- Chinese Yuan At 12 Year’s Low
- Concerns of Rising U.S-China Tension
- PBOC Stimulus Package
A strengthened dollar amidst rising tension between Washington and Beijing sent USD/CNY exchange rate tumbling in the Wednesday trading session. The pair hit record lows of 7.1805 per dollar as Hong Kong emerged as a flashpoint of already strained relations between the two superpowers.
Chines Yuan Depreciation
The dollar continues to hold its ground against the Chinese Yuan as traders continue to bet on it, given its safe-haven status. Rising tensions between the two countries has been counteractive in the wake of confidence that the two were slowly recovering following the COVID-19 pandemic.
However, as it stands, rising tensions could continue to take a toll on the two economies that are struggling with the aftermath of the COVID-19 pandemic. China has had to set the reference rate at 12-year lows as it continues to struggle with an economic slowdown that shows no signs of bouncing back.
People’s Bank of China has already fixed the exchange rate at 7.1277, the lowest level since the 2009 financial crisis.
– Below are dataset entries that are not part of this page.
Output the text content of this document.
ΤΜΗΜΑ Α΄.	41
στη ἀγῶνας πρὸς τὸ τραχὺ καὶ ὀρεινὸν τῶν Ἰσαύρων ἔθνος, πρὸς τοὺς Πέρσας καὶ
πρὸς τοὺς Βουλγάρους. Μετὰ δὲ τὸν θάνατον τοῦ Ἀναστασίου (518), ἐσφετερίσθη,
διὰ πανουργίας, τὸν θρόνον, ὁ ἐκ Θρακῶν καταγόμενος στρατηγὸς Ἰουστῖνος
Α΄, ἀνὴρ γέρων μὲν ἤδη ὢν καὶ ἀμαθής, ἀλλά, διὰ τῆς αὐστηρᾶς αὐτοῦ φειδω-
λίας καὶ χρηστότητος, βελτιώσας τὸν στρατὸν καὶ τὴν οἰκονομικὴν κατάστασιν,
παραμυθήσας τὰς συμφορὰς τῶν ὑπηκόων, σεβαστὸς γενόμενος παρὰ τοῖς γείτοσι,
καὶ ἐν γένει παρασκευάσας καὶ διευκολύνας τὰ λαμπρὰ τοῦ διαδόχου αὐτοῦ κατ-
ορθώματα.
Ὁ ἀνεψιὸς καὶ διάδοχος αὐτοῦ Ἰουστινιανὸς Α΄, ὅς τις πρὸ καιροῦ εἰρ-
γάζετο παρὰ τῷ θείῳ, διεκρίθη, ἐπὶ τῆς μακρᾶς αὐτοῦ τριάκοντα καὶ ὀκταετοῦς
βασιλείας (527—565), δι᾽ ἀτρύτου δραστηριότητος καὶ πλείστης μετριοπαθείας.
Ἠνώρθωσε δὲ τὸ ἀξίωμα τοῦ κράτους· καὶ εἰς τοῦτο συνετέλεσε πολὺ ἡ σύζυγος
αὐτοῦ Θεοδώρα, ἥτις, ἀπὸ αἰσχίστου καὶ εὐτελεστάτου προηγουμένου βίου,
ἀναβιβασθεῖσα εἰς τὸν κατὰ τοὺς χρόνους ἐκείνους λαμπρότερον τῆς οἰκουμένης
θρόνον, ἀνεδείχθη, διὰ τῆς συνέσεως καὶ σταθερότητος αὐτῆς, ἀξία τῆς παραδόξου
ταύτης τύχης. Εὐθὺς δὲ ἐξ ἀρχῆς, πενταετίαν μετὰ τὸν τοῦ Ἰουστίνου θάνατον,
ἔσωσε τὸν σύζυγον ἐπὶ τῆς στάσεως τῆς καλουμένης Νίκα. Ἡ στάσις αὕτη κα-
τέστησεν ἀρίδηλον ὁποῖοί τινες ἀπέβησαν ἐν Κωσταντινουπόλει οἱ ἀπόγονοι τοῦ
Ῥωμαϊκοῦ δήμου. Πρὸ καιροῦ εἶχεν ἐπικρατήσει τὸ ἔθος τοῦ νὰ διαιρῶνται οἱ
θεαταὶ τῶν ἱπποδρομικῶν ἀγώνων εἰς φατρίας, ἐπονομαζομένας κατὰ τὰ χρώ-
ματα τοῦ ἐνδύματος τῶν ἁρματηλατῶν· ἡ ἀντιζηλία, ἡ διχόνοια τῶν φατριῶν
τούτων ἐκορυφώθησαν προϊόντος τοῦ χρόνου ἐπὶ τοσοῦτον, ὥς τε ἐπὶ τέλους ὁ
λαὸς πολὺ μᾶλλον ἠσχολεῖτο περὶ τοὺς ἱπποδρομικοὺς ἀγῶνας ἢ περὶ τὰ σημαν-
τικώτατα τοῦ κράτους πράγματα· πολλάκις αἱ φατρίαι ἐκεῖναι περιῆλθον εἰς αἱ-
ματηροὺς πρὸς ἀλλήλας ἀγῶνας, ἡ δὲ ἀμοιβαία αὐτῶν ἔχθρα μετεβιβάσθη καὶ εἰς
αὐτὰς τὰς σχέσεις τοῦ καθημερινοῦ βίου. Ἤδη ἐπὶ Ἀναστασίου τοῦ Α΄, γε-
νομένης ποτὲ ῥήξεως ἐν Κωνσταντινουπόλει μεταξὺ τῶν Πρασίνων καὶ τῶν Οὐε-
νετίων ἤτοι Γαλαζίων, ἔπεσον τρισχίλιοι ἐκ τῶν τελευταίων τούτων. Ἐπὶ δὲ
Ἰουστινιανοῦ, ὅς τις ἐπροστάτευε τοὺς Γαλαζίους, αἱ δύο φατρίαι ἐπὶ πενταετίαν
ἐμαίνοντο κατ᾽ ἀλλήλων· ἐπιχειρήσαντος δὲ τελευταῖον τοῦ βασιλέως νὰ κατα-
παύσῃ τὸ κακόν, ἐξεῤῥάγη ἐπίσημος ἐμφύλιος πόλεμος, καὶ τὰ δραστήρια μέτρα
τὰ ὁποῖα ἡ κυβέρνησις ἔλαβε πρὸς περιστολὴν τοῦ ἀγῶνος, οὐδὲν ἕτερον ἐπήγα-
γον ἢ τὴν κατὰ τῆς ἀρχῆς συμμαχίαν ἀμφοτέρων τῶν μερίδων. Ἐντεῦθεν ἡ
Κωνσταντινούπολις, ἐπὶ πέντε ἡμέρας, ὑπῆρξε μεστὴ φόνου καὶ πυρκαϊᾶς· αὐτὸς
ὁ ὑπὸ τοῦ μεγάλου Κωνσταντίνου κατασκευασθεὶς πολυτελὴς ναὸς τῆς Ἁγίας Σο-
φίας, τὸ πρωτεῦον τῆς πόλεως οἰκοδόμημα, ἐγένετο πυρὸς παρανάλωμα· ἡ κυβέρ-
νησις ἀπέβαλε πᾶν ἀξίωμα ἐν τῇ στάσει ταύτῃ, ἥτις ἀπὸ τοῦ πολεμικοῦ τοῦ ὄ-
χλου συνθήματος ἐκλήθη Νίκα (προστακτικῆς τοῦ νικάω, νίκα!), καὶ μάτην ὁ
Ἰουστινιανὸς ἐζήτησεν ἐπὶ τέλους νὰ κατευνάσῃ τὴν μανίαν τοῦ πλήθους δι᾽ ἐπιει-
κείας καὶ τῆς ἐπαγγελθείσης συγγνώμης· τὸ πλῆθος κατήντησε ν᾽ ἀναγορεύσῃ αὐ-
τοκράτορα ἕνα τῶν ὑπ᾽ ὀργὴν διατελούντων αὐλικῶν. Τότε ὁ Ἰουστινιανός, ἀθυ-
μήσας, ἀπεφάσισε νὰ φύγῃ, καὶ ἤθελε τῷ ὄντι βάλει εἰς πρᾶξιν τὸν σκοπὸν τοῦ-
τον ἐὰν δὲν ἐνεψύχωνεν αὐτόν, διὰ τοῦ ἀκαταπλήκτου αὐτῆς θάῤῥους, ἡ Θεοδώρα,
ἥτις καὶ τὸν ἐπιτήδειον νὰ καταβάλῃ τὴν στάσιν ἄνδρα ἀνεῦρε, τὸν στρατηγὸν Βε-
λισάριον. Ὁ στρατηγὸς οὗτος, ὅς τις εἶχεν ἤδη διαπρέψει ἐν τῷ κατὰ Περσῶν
Setting the rate at record lows is part of the PBOC push to cushion the economy in response to possible punitive measures from the U.S.
President Donald Trump has warmed at the possibility of hitting Beijing, with strong measures on it going through with a controversial security law that has triggered massive unrest and protests in Hong Kong. Any punitive measures by Washington would likely result in a tit for tat response for Beijing, something that continues to fuel fear in the currency market.
PBOC Stimulus Pact
In addition, the PBOC has had to inject more liquidity into the already strained economy. The central bank has pumped in 240 billion Yuan or $33.49 billion as part of a seven day reverse repurchase agreement pegged at 2.20%. The additional liquidity is part of the PBOC efforts of keeping liquidity levels at desirable levels, to counter the fallout of the COVID-19 pandemic and rising tensions with the U.S.